Is it because, under existing black money whitening provisions, one can “legalise” money that is obtained through criminal means of extortion, bribery, or smuggling?
Bangladesh’s Money Laundering Prevention Act 2012 considers any activity as “money laundering” if it’s used to hide an illegal source of money. The Income Tax Ordinance that allows black money whitening also states that this provision is not applicable for money acquired through criminal or illegal means. However, that ordinance has a loophole. It also reads, “notwithstanding anything contained in this Ordinance, source of any sum invested by any person, in the construction or purchase of any residential building apartment, shall be deemed to have been explained” if the assessee pays the required tax. If the source of money can be “deemed to have been explained” without question, how can that stop legalising money that is acquired through criminal or illegal means?
Simply put – one can get away by whitening their criminally-acquired money if they invest in real estate, under the existing provision.
Moreover, if criminals are allowed to use that money in construction or to buy apartments in residential buildings, they can legalise a large amount of money by under-invoicing the actual transaction for construction or purchase. That way, properties worth billions can be legalised by paying a fraction of the original tax. This may explain the pressure to keep the provision while official record continues to show very insignificant amounts of money-whitening on paper.
Hence the argument for keeping the provisions only for legally-earned, untaxed, and undisclosed money is a complete red herring to distract people from the criminal aspects of money-laundering.
Black money whitening provisions may work when the law and order situation is strengthened to make illegal earnings difficult, and only a limited period is allowed to channel the black money to the real economy.
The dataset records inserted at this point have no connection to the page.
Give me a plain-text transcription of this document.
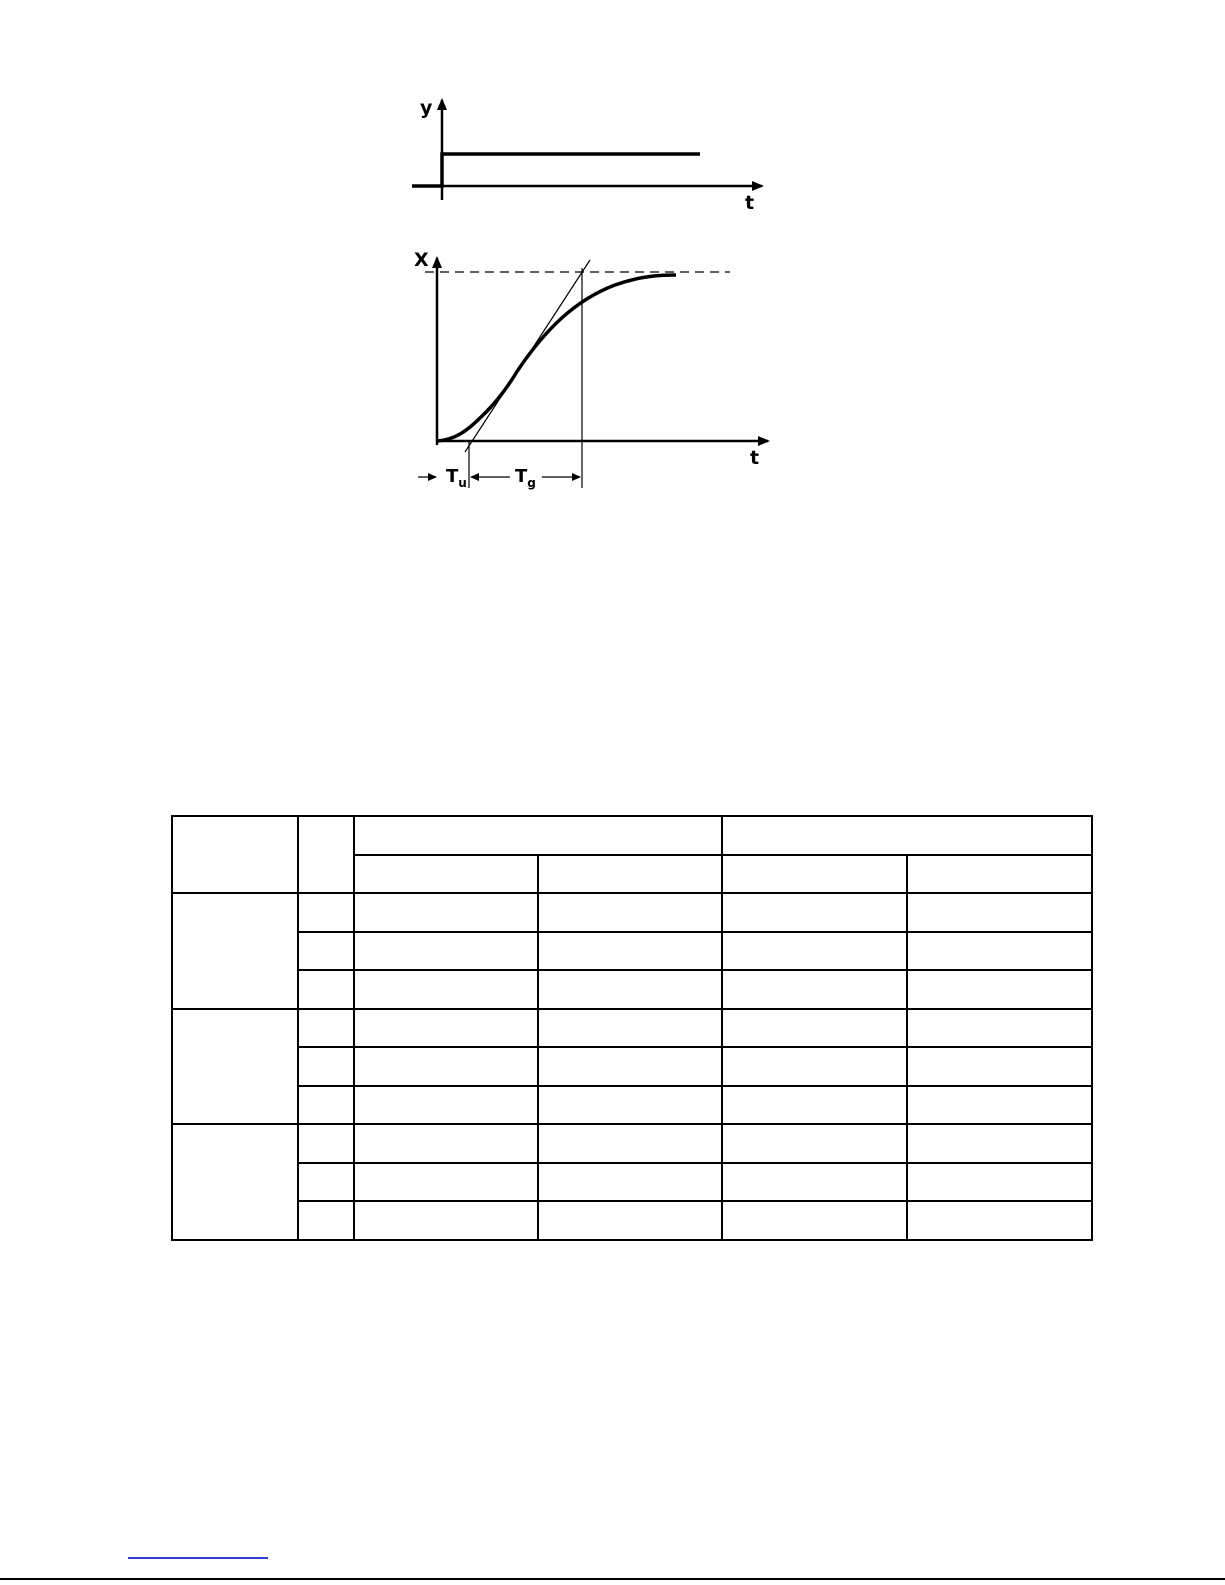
y
t
X
t
$T_u$	$T_g$
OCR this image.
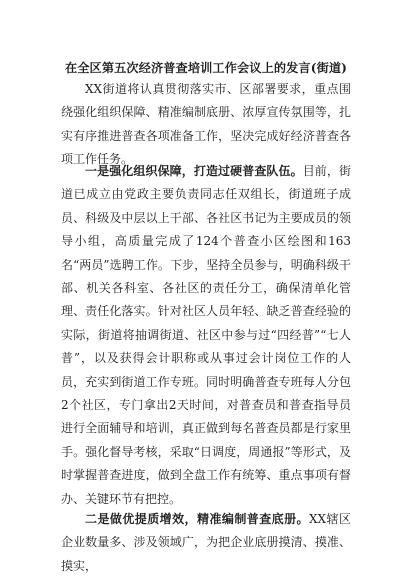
在全区第五次经济普查培训工作会议上的发言(街道)

XX街道将认真贯彻落实市、区部署要求，重点围绕强化组织保障、精准编制底册、浓厚宣传氛围等，扎实有序推进普查各项准备工作，坚决完成好经济普查各项工作任务。

一是强化组织保障，打造过硬普查队伍。目前，街道已成立由党政主要负责同志任双组长，街道班子成员、科级及中层以上干部、各社区书记为主要成员的领导小组，高质量完成了124个普查小区绘图和163名“两员”选聘工作。下步，坚持全员参与，明确科级干部、机关各科室、各社区的责任分工，确保清单化管理、责任化落实。针对社区人员年轻、缺乏普查经验的实际，街道将抽调街道、社区中参与过“四经普”“七人普”，以及获得会计职称或从事过会计岗位工作的人员，充实到街道工作专班。同时明确普查专班每人分包2个社区，专门拿出2天时间，对普查员和普查指导员进行全面辅导和培训，真正做到每名普查员都是行家里手。强化督导考核，采取“日调度，周通报”等形式，及时掌握普查进度，做到全盘工作有统筹、重点事项有督办、关键环节有把控。

二是做优提质增效，精准编制普查底册。XX辖区企业数量多、涉及领域广，为把企业底册摸清、摸准、摸实，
In such cases, black money holders invest that illegally accumulated capital in industries to continue their earnings.
However, just like stealing or hijacking money can be more profitable than working for a salary, illegal or criminal sources of income will always remain more profitable than running a business. Thus, continuous black money whitening provisions only encourage illegal earnings and will never contribute to actual investment. Arguments made by the Bangladesh Economic Association to “recover” the vast sum of black money through stringent conditions also make little sense. When black money holders couldn’t be encouraged to invest on property under lenient conditions, why on earth would they be encouraged to invest in an industry with strict conditions?
The argument for black money whitening to stop capital flight is another red herring. Capital flight will only stop if returns from investment can be made more lucrative than keeping idle money in foreign banks.
Until then, strict measures need to be taken to address the channels of capital flights. Our neighbouring country India is trying to address this issue by taking a coordinated set of actions which include signing and revising money laundering treaties with other countries, and deploying the Special Investigative Team – consisting of CBI, RAW, and other partners – to unearth the black money sent abroad. Then again, we don’t need to look outside for encouragement. We have seen in the recent past that when there is political will, the government can bring back laundered money from abroad.
Stopping the source of black money will not be easy. But it can be made less difficult if we can avoid those red herrings and start focusing on the real issue at hand. Instead of applying stern rules and providing scope to legalise criminal proceeds over and over again, the government needs to ensure that people do not get the scope to earn money through criminal means to begin with. As they say, prevention is better than cure.
We thus hope that the finance minister will stand by his words, finally putting an end to this futile provision.